Saturday, May 8, 2010

How is Liquidity Measured?

This is the third part of my miniseries on liquidity.  Start with What is Liquidity? and What Determines Liquidity?.

As I discussed in those posts, how much the price of a good moves when people buy and sell it is one way to measure the liquidity of that good in the market.  This can be observed in a formal art auction easily, but can also be observed in other markets, like the example of gasoline.

The stock market has liquidity measures that are easy to observe.  The stock market is an ongoing auction with many buyers and many sellers.  Each stock is very fungible (one share of Apple's stock is the same as another), so that prerequisite for liquidity is achieved.  Some companies have more shares of stock in the market available for trade, which increases the potential liquidity.  This is why you might hear people talk about how one company's stock is more liquid than another.  For example, consider Dell (with 1.96 billion shares) and Super Micro Computer (with 35.9 million shares).  Dell's stock is potentially more liquid than Super Micro Computer's stock.  Note: this is different than a business' internal liquidity, which is related to how much cash they have on hand, a topic for a different post.

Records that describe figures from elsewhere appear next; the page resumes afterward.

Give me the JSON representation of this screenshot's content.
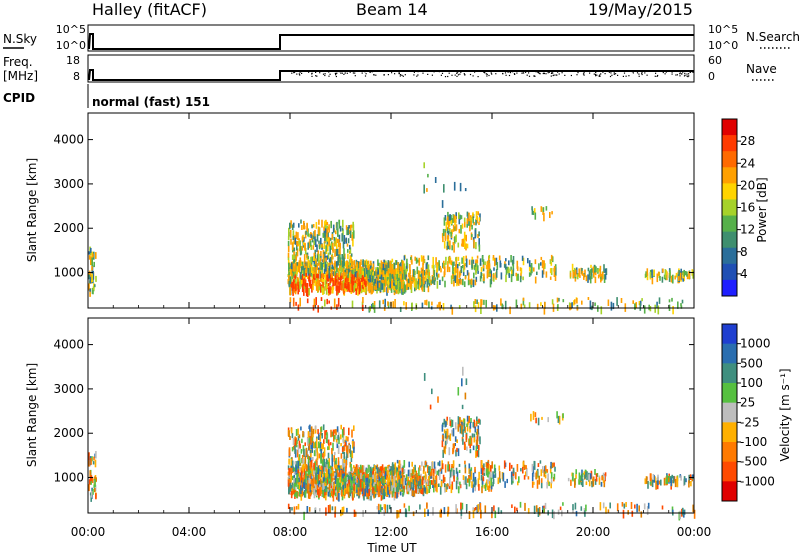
{
  "header": {
    "station": "Halley (fitACF)",
    "beam": "Beam 14",
    "date": "19/May/2015"
  },
  "strips": {
    "sky_label": "N.Sky",
    "sky_ticks": [
      "10^5",
      "10^0"
    ],
    "search_label": "N.Search",
    "search_ticks": [
      "10^5",
      "10^0"
    ],
    "freq_label_1": "Freq.",
    "freq_label_2": "[MHz]",
    "freq_ticks": [
      "18",
      "8"
    ],
    "nave_label": "Nave",
    "nave_ticks": [
      "60",
      "0"
    ],
    "cpid_label": "CPID",
    "cpid_value": "normal (fast) 151"
  },
  "chart_data": [
    {
      "type": "heatmap",
      "title": "Power",
      "ylabel": "Slant Range [km]",
      "xlabel": "Time UT",
      "ylim": [
        200,
        4600
      ],
      "yticks": [
        "1000",
        "2000",
        "3000",
        "4000"
      ],
      "xticks": [
        "00:00",
        "04:00",
        "08:00",
        "12:00",
        "16:00",
        "20:00",
        "00:00"
      ],
      "colorbar_label": "Power [dB]",
      "colorbar_ticks": [
        "4",
        "8",
        "12",
        "16",
        "20",
        "24",
        "28"
      ],
      "colorbar_colors": [
        "#1f1fff",
        "#1f4fb4",
        "#2a6e9a",
        "#3f8f6f",
        "#56b04a",
        "#a6d22a",
        "#ffd400",
        "#ffa000",
        "#ff6a00",
        "#ff3a00",
        "#e00000"
      ]
    },
    {
      "type": "heatmap",
      "title": "Velocity",
      "ylabel": "Slant Range [km]",
      "xlabel": "Time UT",
      "ylim": [
        200,
        4600
      ],
      "yticks": [
        "1000",
        "2000",
        "3000",
        "4000"
      ],
      "xticks": [
        "00:00",
        "04:00",
        "08:00",
        "12:00",
        "16:00",
        "20:00",
        "00:00"
      ],
      "colorbar_label": "Velocity [m s⁻¹]",
      "colorbar_ticks": [
        "1000",
        "500",
        "100",
        "25",
        "-25",
        "-100",
        "-500",
        "-1000"
      ],
      "colorbar_colors": [
        "#1f3fd0",
        "#2a6eb0",
        "#3f8f7f",
        "#56c040",
        "#bdbdbd",
        "#ffb000",
        "#ff7a00",
        "#ff4a00",
        "#e00000"
      ]
    }
  ]
}
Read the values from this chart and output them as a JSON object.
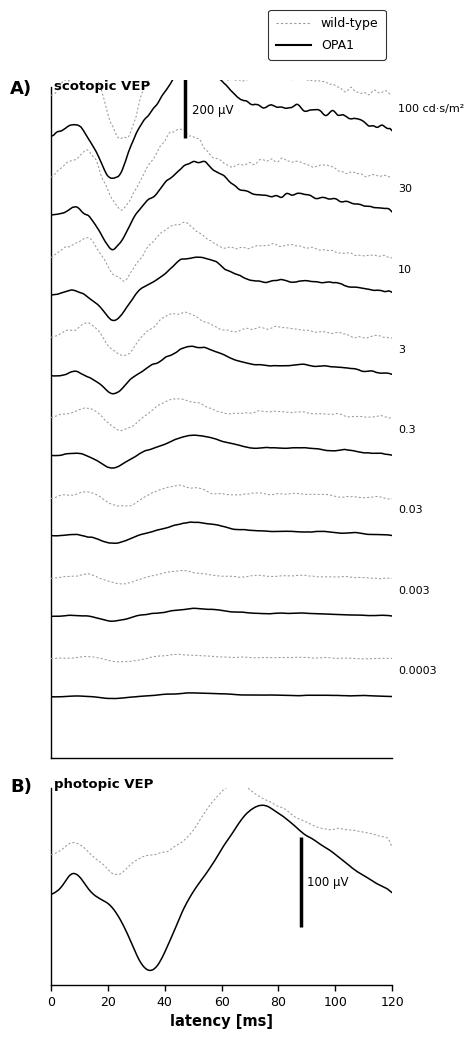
{
  "title_A": "scotopic VEP",
  "title_B": "photopic VEP",
  "xlabel": "latency [ms]",
  "xlim": [
    0,
    120
  ],
  "xticks": [
    0,
    20,
    40,
    60,
    80,
    100,
    120
  ],
  "legend_labels": [
    "wild-type",
    "OPA1"
  ],
  "scotopic_labels": [
    "100 cd·s/m²",
    "30",
    "10",
    "3",
    "0.3",
    "0.03",
    "0.003",
    "0.0003"
  ],
  "scale_bar_A_label": "200 μV",
  "scale_bar_B_label": "100 μV",
  "wt_color": "#999999",
  "opa1_color": "#000000",
  "bg_color": "#ffffff"
}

If you wanted to put the effort in, you could watch each trade for a stock as they happened and measure how much the price changed.  There is an easier way for many stocks:

Look at this detailed quote of Google on Yahoo Finance.  Check out the numbers for the Bid and the Ask.  The Bid is the highest latest price someone has offered to buy the stock, and the Ask is the lowest latest price someone has offered to sell the stock.  The difference between these two numbers is a measure of liquidity.  The closer these two numbers are, the more liquid the stock.  You can imagine, that if these two numbers were always the same, people would buy and sell the stock freely and the price would never change.  That is the definition of perfect liquidity.

What actually happens, though, is a buyer decides that the seller's Ask is good enough (or vice versa), and a trade is made.  The latest price for the stock is set to that trade's price, and the next lowest seller's offer becomes the new Ask.  The farther apart the Bid and Ask are, two things happen: it is less likely for someone to decide that an offer is good enough to make a trade, and when that trade does happen the price moves more.  In other words, lower liquidity.